TRUCKEE, Calif. Truckee is already bisected by both a transcontinental highway and a transcontinental railroad. Now, it wants to get on the information highway, but it's more expensive than was expected.

The Truckee Donner Public Utility District now is borrowing $24 million to build and operate the proposed fiber-to-user system until it becomes profitable and self-supporting. That's $7 million more than was previous projected.

Despite the increased costs, says the Sierra Sun , the district expects the broadband service to start earning more than its cost within three years, with capital expenses repaid within eight.

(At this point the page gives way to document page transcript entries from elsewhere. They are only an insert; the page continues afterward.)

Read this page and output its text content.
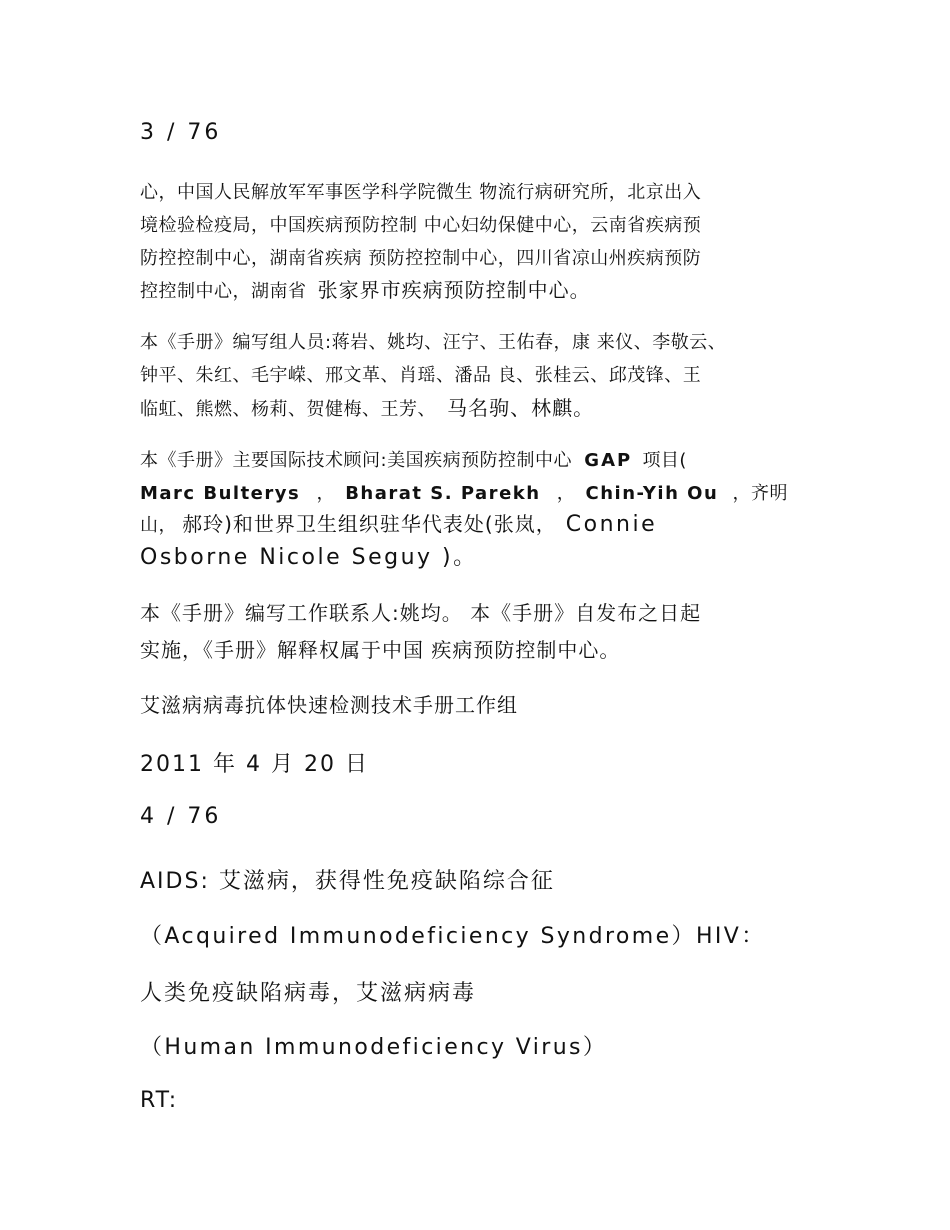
3 / 76
心，中国人民解放军军事医学科学院微生 物流行病研究所，北京出入
境检验检疫局，中国疾病预防控制 中心妇幼保健中心，云南省疾病预
防控控制中心，湖南省疾病 预防控控制中心，四川省凉山州疾病预防
控控制中心，湖南省 张家界市疾病预防控制中心。
本《手册》编写组人员:蒋岩、姚均、汪宁、王佑春，康 来仪、李敬云、
钟平、朱红、毛宇嵘、邢文革、肖瑶、潘品 良、张桂云、邱茂锋、王
临虹、熊燃、杨莉、贺健梅、王芳、 马名驹、林麒。
本《手册》主要国际技术顾问:美国疾病预防控制中心 GAP 项目(
Marc Bulterys ， Bharat S. Parekh ， Chin-Yih Ou ，齐明
山， 郝玲)和世界卫生组织驻华代表处(张岚， Connie
Osborne Nicole Seguy )。
本《手册》编写工作联系人:姚均。 本《手册》自发布之日起
实施，《手册》解释权属于中国 疾病预防控制中心。
艾滋病病毒抗体快速检测技术手册工作组
2011 年 4 月 20 日
4 / 76
AIDS: 艾滋病，获得性免疫缺陷综合征
（Acquired Immunodeficiency Syndrome）HIV：
人类免疫缺陷病毒，艾滋病病毒
（Human Immunodeficiency Virus）
RT:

CB ranches becoming ranchettes

CRESTED BUTTE, Colo. Nowhere in the Rockies has there been so much attention paid to preserving the pastoral landscape as in the area between Crested Butte and Gunnison.

Even so, vacation homes have been encroaching. The latest news is of 29 new homesites being carved by a project called The Reserve on East River. Lots are priced between $1.25 million and $2 million. They are 35 acres in size, the minimum amount of land under Colorado that large parcels can be subdivided into without getting specific governmental approval. The project has been in the works for three years, reports the Crested Butte News .

New cameras may reduce road kill

INVERMERE, B.C. By standards of Colorado's I-70 or Utah's I-80, the traffic on the highway between Banff and Radium Hot Springs is light, only 5,000 vehicles on a typical summer day.

Still, 22 large animals from moose to bighorn sheep have been killed this year on roads in the Kootenay National Park, and more can be expected to follow. The carnage is such that wildlife biologists attribute declining elk populations in the late 1980s and well into the 1990s to highway mortality.

To make the highways more permeable, 24 wildlife crossing structures and also fencing have been installed along the Trans-Canada Highway as it winds through Banff National park.

As well, a new system was tested during the last two years in Kootenay. The system uses infrared cameras to detect wildlife close to or on the road. The sensors can detect body heat even during rain and snow and in the dark, alerting drivers with flashing lights. The verdict on the effectiveness is still out.

Lake Tahoe attracting trail tourists

LAKE TAHOE, Calif. An increasing number of dirty, unkempt, odoriferous people are showing up in Lake Tahoe this summer hikers stopping in for a regular meal and a shower during their five-month-long attempts to cover the entire distance of the 2,750-mile long Pacific Coast Trail.

In reporting this, the Tahoe World has no hard numbers but instead anecdotal reports that at least more people are trying to become thru-hikers of the trail. Inducing the greater ambition seems to be the lighter equipment such as one-pound sleeping bags and tarps that weigh even less.